Ознакомительная версия. Доступно 19 страниц из 93
– Да? – Он мечется взглядом. Тянусь к Темкиному плечу, чтобы объяснить, что все в порядке. А вместо этого тыкаюсь губами в уже родную, практически мою щеку.
– А если ему сейчас рыбки дать, он ее будет есть? Дядь Дим? – интересуется пронзительный детский голосок за тысячу километров отсюда.
– Не перекармливай. Нам ехать скоро… – Добродушный взрослый голос гудит где-то на краю света, ветром в поле, прибоем в море, грозовыми тучами в небе.

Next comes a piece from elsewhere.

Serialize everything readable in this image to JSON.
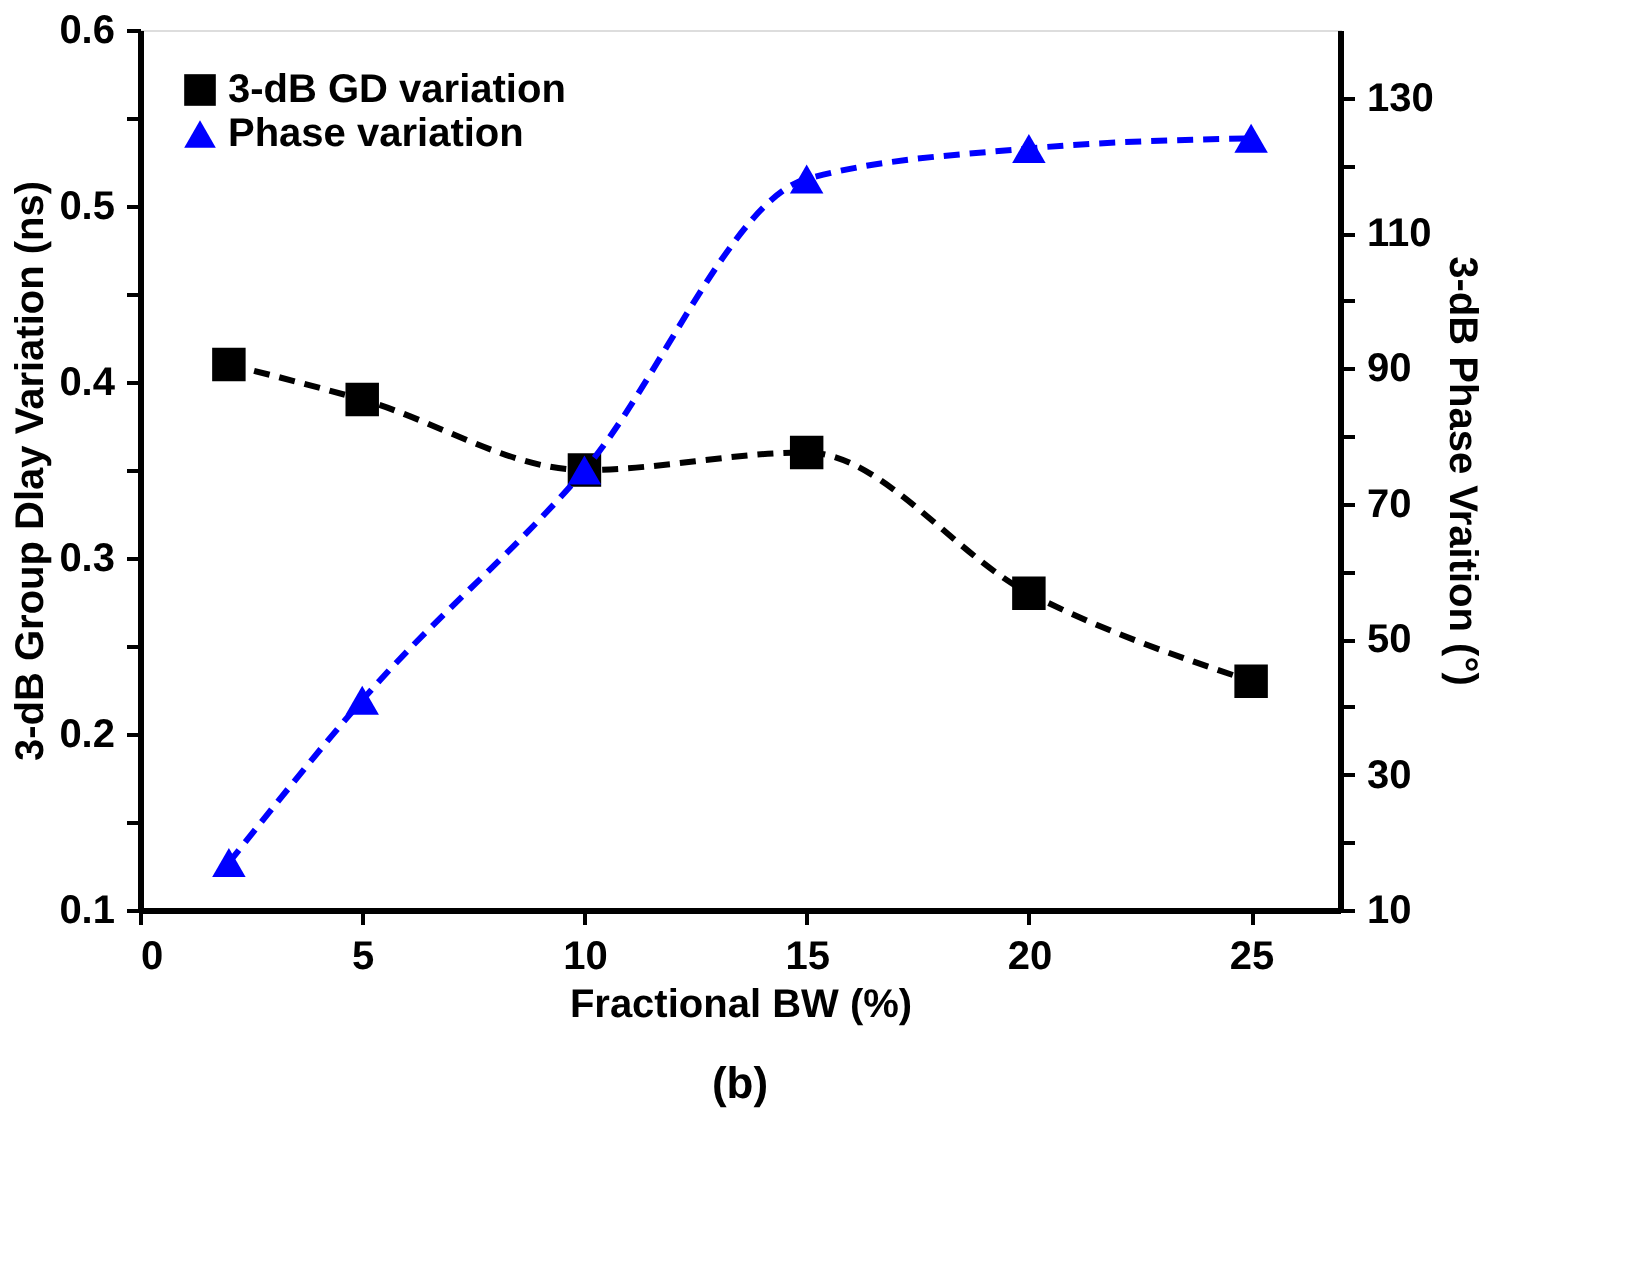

Мы целуемся так, будто делаем это впервые в истории всего человечества, будто ни я, ни Тема понятия не имели, что такой природный феномен бывает, а, узнав о нем, выяснили, что именно этого мы хотели больше всего на свете. Это как с водой – пока не начнешь пить, в жизни не догадаешься, до какой степени внутри тебя все ссохлось. И остановиться не можешь, почти захлебываешься, урча от удовольствия громче ко́та. Я знаю, как чувствуешь себя, если вдруг лишаешься слуха. Теперь я знаю и другое: как бывает, если тебе выдали новый слух. И новое обоняние, и осязание тоже. Я становлюсь легче и счастливее – с каждым шагом, сделанным в сторону комнаты.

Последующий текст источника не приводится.